从PHP中的任何网址获取所有图像? [关闭]

I have input type text for url on my website. By posting value of this url field, i want to fetch all possible images (if present) from that particular url as this happens in http://facebook.com at update status textarea. So what will be the code for this in php?

Thanks.

Facebook has the OpenGraph protocol. A lot of sites that you will link on Facebook will not render an image. This is because there is no configuration with og tags. There would be a very large amount of code required to really achieve any significant results of your crawled images.

There are many images that just aren't meant to be used that way such as spacer images, tracking images, etc... When you pull all image tags from a site you will get a number of these images that are mostly just dead space.

As always, there are multiple ways to approach this problem. They all begin with obtaining the source of the url. cURL is my preferred method to achieve this.

From there you need to parse the information in the source to find the source of the images. This can be done with regular expressions (regex) or my preferred method is to use the DOMDocument Class in PHP.

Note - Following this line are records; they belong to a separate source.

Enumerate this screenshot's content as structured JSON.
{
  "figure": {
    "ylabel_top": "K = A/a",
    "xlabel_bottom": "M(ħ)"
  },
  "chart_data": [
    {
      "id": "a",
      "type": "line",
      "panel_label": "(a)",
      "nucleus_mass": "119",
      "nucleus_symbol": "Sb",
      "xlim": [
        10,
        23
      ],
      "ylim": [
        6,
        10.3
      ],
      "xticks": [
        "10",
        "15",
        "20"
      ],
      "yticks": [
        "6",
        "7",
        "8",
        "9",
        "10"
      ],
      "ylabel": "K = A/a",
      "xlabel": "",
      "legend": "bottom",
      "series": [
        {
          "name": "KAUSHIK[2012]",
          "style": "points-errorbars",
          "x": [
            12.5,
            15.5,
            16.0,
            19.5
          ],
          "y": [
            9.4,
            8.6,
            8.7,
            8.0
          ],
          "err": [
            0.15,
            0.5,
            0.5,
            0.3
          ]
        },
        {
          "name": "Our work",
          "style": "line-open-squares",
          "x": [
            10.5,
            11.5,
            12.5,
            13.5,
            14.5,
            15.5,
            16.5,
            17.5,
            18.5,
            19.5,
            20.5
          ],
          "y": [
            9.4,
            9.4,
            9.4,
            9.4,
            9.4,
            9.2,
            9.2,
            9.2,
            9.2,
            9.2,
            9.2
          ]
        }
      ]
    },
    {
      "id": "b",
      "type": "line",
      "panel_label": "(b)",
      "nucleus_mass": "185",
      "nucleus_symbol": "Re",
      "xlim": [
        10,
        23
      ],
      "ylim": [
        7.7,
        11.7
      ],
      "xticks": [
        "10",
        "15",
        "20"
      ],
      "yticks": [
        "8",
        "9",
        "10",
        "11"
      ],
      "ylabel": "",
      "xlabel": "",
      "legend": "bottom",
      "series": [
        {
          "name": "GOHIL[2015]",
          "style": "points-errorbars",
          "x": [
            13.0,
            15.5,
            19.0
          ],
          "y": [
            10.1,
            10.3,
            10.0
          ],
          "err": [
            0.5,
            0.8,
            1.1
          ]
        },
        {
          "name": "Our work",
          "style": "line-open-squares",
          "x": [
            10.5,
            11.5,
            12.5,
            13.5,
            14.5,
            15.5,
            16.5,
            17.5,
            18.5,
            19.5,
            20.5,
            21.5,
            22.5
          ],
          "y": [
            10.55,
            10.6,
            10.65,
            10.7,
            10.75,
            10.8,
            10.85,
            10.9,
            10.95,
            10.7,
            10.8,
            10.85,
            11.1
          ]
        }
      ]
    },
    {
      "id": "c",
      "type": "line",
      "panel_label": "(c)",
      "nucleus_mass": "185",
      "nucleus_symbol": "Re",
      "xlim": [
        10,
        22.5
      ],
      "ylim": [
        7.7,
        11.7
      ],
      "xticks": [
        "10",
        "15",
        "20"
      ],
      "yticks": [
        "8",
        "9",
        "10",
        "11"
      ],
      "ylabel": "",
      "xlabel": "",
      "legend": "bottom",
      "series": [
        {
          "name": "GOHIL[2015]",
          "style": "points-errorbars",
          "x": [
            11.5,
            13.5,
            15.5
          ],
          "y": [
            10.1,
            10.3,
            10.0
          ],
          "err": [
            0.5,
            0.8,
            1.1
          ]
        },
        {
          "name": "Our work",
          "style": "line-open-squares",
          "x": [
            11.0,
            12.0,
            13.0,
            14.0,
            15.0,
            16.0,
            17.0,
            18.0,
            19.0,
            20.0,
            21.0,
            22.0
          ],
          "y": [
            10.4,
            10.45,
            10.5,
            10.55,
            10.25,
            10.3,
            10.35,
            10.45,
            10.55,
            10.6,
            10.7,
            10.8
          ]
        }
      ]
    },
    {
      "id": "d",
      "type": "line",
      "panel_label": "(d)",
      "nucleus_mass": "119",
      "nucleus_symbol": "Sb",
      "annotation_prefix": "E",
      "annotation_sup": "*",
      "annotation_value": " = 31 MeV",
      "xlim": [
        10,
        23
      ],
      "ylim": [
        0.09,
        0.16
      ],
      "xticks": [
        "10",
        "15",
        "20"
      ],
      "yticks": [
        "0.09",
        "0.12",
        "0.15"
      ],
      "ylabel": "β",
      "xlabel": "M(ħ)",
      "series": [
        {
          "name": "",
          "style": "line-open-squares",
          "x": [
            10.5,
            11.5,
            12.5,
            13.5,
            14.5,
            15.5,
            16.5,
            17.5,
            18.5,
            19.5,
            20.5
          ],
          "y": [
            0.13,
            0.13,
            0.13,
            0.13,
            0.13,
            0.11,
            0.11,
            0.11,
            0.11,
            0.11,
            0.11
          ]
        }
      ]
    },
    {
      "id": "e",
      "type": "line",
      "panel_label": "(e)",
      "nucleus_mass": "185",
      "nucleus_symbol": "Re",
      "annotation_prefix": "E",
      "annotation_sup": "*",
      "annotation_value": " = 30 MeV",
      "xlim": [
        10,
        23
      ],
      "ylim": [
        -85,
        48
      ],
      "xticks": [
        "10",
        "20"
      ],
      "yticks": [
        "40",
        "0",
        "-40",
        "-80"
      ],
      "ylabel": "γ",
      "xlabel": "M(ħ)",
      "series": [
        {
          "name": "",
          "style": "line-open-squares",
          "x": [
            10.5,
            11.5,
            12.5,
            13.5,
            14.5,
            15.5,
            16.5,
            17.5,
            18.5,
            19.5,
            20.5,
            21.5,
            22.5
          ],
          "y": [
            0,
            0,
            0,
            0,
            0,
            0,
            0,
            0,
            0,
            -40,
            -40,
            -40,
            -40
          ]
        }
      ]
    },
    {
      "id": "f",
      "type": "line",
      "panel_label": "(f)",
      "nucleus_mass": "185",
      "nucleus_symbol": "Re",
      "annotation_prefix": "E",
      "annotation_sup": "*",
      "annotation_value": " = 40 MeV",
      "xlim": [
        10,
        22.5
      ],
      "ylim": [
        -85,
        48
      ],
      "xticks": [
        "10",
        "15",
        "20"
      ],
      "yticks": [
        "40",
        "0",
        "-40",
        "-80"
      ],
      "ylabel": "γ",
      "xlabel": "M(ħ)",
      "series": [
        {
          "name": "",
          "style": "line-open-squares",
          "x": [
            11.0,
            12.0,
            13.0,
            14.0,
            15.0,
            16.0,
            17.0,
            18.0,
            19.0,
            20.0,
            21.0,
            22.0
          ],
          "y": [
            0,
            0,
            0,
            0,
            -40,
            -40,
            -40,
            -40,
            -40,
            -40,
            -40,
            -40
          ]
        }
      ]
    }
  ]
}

A brief example as to how to approach obtaining the source url from the image tags using the DOMDocument class is as follows:

// Load your HTML result into $response prior to here.
// Additionally, ensure that you have the root url for the
//     page loaded into $base_url.
$document = new DOMDocument();
$document->loadHTML($response);

$images = array();

// For all found img tags
foreach($document->getElementsByTagName('img') as $img) {
    // Extract what we want
    $image = array(
        // Here we take the img tag, get the src attribute
        //     we then run it through a function to ensure that it is not a
        //     relative url.
        // The make_absolute() function will not be covered in this snippet.
        'src' => make_absolute($img->getAttribute('src'), $base_url),
    );

    // Skip images without src
    if( ! $image['src'])
        continue;

    // Add to collection. Use src as key to prevent duplicates.
    $images[$image['src']] = $image;
}